La foi chrétienne n’est ni moderne (rationnelle) ni postmoderne (irrationnelle). BML ne fait pas d’analyse poussée de la postmodernité. On peut être d’accord avec BML lorsqu’il rejette la modernité (rationalité) mais le problème vient du fait qu’il ne rejette pas la postmodernité. LJ considère que la foi chrétienne accepte le fait que la raison autonome n’atteint pas la vérité. BML partage ce constat, mais il en déduit à tort qu’il n’y a donc pas de vérité absolue ou qu’on ne peut connaître de vérité absolue. LJ contredit BML sur ce point. Selon LJ, BML passe à côté du fait que la connaissance de la vérité nous est possible par révélation. Nous pouvons connaître réellement, mais pas complètement.
LJ cite la page 40 de RE où BML dit qu’il n’y a plus de critères pour savoir « qui est chrétien ». Mais LJ estime qu’il y a au moins 2 critères qui demeurent : Etre dans la grâce de Dieu (vise Galates, sans référence – NDR : probablement Galates 5,4 ?) Nos affirmations christologiques, selon 1 Jean 4 Tous ceux qui se disent chrétiens aujourd’hui ne le sont pas, ne remplissant pas ces critères fondamentaux.
LJ relève ensuite que BML exprime une grande méfiance contre la parole, le langage, car le discours fixe la raison. Mais dans la foi chrétienne, Dieu parle, c’est le Logos, et rien ne justifie cette méfiance. LJ rattache cette méfiance à du mysticisme et se dit frappée de ce que le mysticisme ait autant d’entrée jusques dans nos milieux évangéliques. Selon certains, la seule façon d’appréhender Dieu serait dans le silence mystique (NDR : cf. la promotion de la prière contemplative de BML, dans ses livres ou sur son site internet, comme aussi de prières jésuitiques, ou encore des labyrinthes ; ces sujets n’ont pas été évoqués). LJ revendique la prière biblique comme parole exprimée avant tout. LJ fait référence à la page 95 de RE, et s’inscrit en faux : la Parole de Dieu est intelligible. L’hérésie existe, toutes les paroles au sujet de Dieu ne se valent pas. D’après LJ, les formulations doctrinales du passé restent pertinentes (Nicée, Chalcédoine).
2) Les conséquences pour l’apologétique, pour une meilleure communication envers les non-croyants, sont-elles bonnes ?

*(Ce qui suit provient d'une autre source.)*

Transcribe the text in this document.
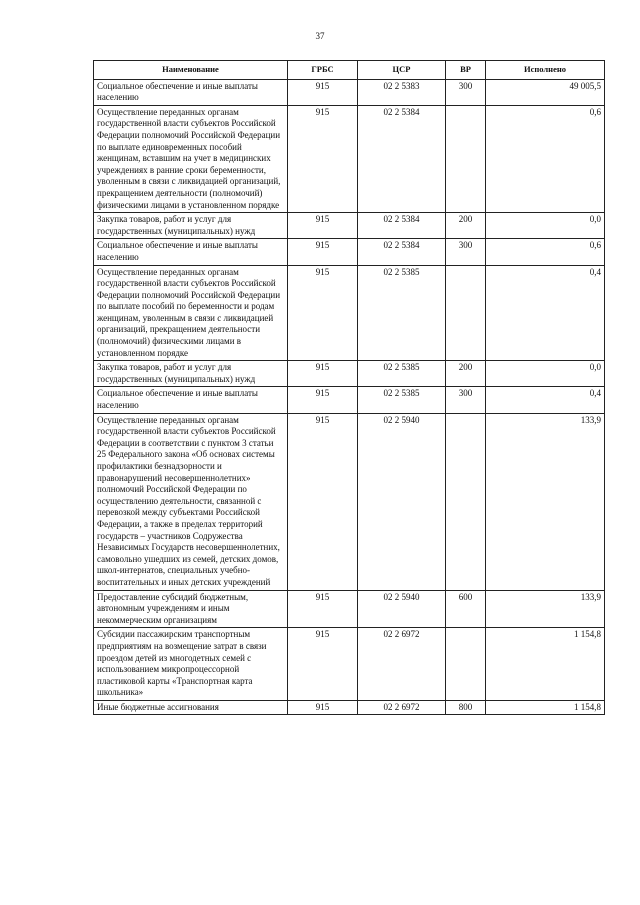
37
Наименование	ГРБС	ЦСР	ВР	Исполнено
Социальное обеспечение и иные выплаты населению	915	02 2 5383	300	49 005,5
Осуществление переданных органам государственной власти субъектов Российской Федерации полномочий Российской Федерации по выплате единовременных пособий женщинам, вставшим на учет в медицинских учреждениях в ранние сроки беременности, уволенным в связи с ликвидацией организаций, прекращением деятельности (полномочий) физическими лицами в установленном порядке	915	02 2 5384		0,6
Закупка товаров, работ и услуг для государственных (муниципальных) нужд	915	02 2 5384	200	0,0
Социальное обеспечение и иные выплаты населению	915	02 2 5384	300	0,6
Осуществление переданных органам государственной власти субъектов Российской Федерации полномочий Российской Федерации по выплате пособий по беременности и родам женщинам, уволенным в связи с ликвидацией организаций, прекращением деятельности (полномочий) физическими лицами в установленном порядке	915	02 2 5385		0,4
Закупка товаров, работ и услуг для государственных (муниципальных) нужд	915	02 2 5385	200	0,0
Социальное обеспечение и иные выплаты населению	915	02 2 5385	300	0,4
Осуществление переданных органам государственной власти субъектов Российской Федерации в соответствии с пунктом 3 статьи 25 Федерального закона «Об основах системы профилактики безнадзорности и правонарушений несовершеннолетних» полномочий Российской Федерации по осуществлению деятельности, связанной с перевозкой между субъектами Российской Федерации, а также в пределах территорий государств – участников Содружества Независимых Государств несовершеннолетних, самовольно ушедших из семей, детских домов, школ-интернатов, специальных учебно-воспитательных и иных детских учреждений	915	02 2 5940		133,9
Предоставление субсидий бюджетным, автономным учреждениям и иным некоммерческим организациям	915	02 2 5940	600	133,9
Субсидии пассажирским транспортным предприятиям на возмещение затрат в связи проездом детей из многодетных семей с использованием микропроцессорной пластиковой карты «Транспортная карта школьника»	915	02 2 6972		1 154,8
Иные бюджетные ассигнования	915	02 2 6972	800	1 154,8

LJ est d’accord avec BML sur le fait qu’on n’a pas besoin d’amener quelqu’un sur un terrain moderne avant de l’amener à la foi chrétienne (cf. p.146 de RE). Mais BML ne montre pas assez en quoi le postmoderne doit quitter sa postmodernité pour embrasser la foi chrétienne. Le message biblique doit toujours être présenté au postmoderne et à son relativisme pour qu’il se positionne devant le Créateur. LJ préconise une apologétique néo-calviniste (?). LJ affirme qu’il faut croire pour comprendre. La connaissance « insituée » est celle de Dieu et non des hommes, mais Dieu nous la révèle.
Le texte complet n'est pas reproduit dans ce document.